ウルタールからの半月ばかり過ぎたところに

〜二・常夜にて〜

 たった一人で私はここにいる。いつまでここにいなくてはならないのか、どうやったら出られるのか、答えを探して私はさまよっている。
「誰か、誰か!」
 どこからも返事はかえってこない。私は少し焦り、それから安心する。ここには誰もいないのだ。自分は誰もいないことを本当は望んでいる。軽い衝撃とともに、それが本心であることを私は悟る。
 もうまっぴらだと、心の奥底から自分のつぶやきが聞こえてくる。そうだ、自分は他人など望んでいないのだと、同意する声がわき上がってくる。他人に期待などするな、ともその声は言う。心地よい、暗い眠りに誘う声だ。
 他人がいなければ明るさなど関係がない。広さもそうだ。世界は暗く、小さく縮こまっていく。体温など必要ないから、体も冷たく冷えてゆく。ゆっくりと、何もない眠りに私は落ち込んでゆく。
 もう少しで私はあの闇と一緒になる。甘く、柔らかく、とろけそうな眠りが近づいてくる。それは死と同じだ。闇に同化し、息づく者になろうと私はその訪問を待ち構える。世界に希望はない、明日など無意味だとそれがささやく。
 お前が世界を拒否した時に、世界もお前を拒否した。だからお前はここの住人になった。世界は無価値だ。だからお前にも何の価値もない。そう声は言う。眠りかけた頭で私はそれを認め、ふいに泣き出しそうになる。
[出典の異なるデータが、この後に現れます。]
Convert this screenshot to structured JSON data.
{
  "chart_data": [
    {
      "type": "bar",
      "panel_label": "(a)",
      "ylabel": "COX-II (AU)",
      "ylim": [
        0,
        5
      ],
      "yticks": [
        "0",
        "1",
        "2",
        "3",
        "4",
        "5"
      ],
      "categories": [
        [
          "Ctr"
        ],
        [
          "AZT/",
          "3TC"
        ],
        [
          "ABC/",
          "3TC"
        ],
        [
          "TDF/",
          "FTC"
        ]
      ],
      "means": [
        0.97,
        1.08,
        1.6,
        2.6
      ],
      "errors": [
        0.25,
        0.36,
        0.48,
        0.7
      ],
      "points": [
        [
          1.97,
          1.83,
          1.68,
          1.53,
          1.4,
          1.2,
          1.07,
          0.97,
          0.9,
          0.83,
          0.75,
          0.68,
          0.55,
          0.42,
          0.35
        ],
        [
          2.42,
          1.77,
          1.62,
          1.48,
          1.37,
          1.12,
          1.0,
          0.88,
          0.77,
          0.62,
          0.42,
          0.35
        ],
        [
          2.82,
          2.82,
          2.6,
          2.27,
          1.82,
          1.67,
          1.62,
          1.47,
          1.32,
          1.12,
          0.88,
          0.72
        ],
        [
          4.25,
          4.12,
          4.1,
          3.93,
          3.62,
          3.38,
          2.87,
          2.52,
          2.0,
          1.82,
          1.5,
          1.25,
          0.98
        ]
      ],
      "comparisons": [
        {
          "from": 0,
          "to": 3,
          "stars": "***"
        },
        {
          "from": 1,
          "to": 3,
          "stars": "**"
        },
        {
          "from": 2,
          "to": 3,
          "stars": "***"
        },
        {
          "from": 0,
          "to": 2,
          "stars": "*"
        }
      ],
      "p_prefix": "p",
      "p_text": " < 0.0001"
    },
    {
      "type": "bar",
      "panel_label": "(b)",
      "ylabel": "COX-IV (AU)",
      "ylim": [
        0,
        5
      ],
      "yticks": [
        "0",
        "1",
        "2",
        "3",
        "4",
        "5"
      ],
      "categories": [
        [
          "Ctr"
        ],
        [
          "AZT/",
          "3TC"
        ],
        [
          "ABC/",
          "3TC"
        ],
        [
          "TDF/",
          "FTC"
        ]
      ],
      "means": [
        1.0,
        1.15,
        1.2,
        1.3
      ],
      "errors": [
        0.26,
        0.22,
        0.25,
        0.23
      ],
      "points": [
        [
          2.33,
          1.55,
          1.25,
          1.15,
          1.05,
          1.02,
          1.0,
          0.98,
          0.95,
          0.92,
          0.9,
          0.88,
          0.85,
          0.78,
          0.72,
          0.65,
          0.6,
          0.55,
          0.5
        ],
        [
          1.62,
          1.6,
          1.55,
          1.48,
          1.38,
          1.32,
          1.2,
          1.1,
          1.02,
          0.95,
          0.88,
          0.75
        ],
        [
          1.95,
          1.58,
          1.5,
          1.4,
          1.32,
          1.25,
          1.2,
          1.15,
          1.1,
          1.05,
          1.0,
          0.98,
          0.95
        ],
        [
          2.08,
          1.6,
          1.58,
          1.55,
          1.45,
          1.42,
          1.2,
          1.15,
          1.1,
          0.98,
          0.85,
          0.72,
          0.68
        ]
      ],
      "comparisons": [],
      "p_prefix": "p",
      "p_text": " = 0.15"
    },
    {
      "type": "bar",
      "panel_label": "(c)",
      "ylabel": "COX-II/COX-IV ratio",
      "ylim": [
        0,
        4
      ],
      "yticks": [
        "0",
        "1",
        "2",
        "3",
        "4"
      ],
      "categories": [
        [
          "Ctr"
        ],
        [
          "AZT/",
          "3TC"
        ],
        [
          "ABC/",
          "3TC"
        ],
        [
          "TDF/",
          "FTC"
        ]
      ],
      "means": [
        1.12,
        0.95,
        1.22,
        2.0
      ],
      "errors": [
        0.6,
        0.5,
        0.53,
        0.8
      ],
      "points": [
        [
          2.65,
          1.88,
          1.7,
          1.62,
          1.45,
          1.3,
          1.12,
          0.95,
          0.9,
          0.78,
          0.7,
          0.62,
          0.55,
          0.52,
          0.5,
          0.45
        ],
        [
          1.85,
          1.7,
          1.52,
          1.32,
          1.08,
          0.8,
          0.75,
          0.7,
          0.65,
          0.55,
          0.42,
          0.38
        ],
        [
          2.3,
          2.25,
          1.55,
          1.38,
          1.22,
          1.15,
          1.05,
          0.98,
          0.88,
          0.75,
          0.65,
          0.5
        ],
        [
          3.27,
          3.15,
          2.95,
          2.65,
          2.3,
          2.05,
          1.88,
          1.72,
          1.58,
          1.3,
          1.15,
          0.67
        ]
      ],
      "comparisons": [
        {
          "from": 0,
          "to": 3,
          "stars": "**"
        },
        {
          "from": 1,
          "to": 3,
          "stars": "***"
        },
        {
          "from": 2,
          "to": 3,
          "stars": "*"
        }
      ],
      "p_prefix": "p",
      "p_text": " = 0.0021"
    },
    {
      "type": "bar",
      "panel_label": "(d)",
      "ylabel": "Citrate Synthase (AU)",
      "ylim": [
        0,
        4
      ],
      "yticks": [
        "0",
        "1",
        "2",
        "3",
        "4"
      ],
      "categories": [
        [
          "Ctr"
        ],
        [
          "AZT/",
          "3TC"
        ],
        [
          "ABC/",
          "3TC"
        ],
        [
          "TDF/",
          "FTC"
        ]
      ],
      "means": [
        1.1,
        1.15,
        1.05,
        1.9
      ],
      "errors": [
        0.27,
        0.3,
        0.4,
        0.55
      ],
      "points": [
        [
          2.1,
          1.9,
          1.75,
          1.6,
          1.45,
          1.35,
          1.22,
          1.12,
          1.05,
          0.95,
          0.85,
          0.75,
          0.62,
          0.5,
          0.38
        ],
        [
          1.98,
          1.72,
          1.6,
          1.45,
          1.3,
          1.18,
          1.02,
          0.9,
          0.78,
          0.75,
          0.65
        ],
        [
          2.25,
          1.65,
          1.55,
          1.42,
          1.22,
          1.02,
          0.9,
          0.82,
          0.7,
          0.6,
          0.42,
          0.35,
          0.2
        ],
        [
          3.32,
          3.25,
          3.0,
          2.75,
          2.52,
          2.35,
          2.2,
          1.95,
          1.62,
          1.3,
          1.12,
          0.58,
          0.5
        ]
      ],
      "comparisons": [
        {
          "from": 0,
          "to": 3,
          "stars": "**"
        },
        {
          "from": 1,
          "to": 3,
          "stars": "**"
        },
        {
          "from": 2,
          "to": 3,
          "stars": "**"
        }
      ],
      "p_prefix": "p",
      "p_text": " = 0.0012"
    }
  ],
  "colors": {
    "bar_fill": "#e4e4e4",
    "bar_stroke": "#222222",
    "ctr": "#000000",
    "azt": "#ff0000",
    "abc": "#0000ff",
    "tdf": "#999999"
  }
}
 自分は無価値なのだ。だからここにいる。世界を拒否したときに、自分は死んだ者と同じになった。なぜ世界を拒否したのか、そのいきさつを私は思い出す。
 私を裏切った者の名を、闇の中で呼ぶ。なぜここにいないのだろう。いて当然のはずなのに、その人間はどこにもいなかった。
 私はかの者に忠誠を誓った。そうだ、あれは忠誠だった。自身の上位に立つことを許し、その支配を許した。それが崩れ去ったときに、私の世界も無価値なものになった。
 あんなものに頼るべきではなかった。私は自分の価値をそこに限定してしまった。忠誠を誓うべき相手を間違えたのだ。時とともに誓いは風化し、意味をなさなくなった。同時に私の存在にも意味がなくなった。真っ暗な闇の中で、私はそのことに気がつく。
 だが、もう戻れない。それでもどこかに認めて欲しくて、こうやって闇にすがりついている。私は起きあがって叫ぶ。
「誰か、誰か!」
 返事はない。永遠にない。私はたった一人で、この闇の中にいなくてはならなかった。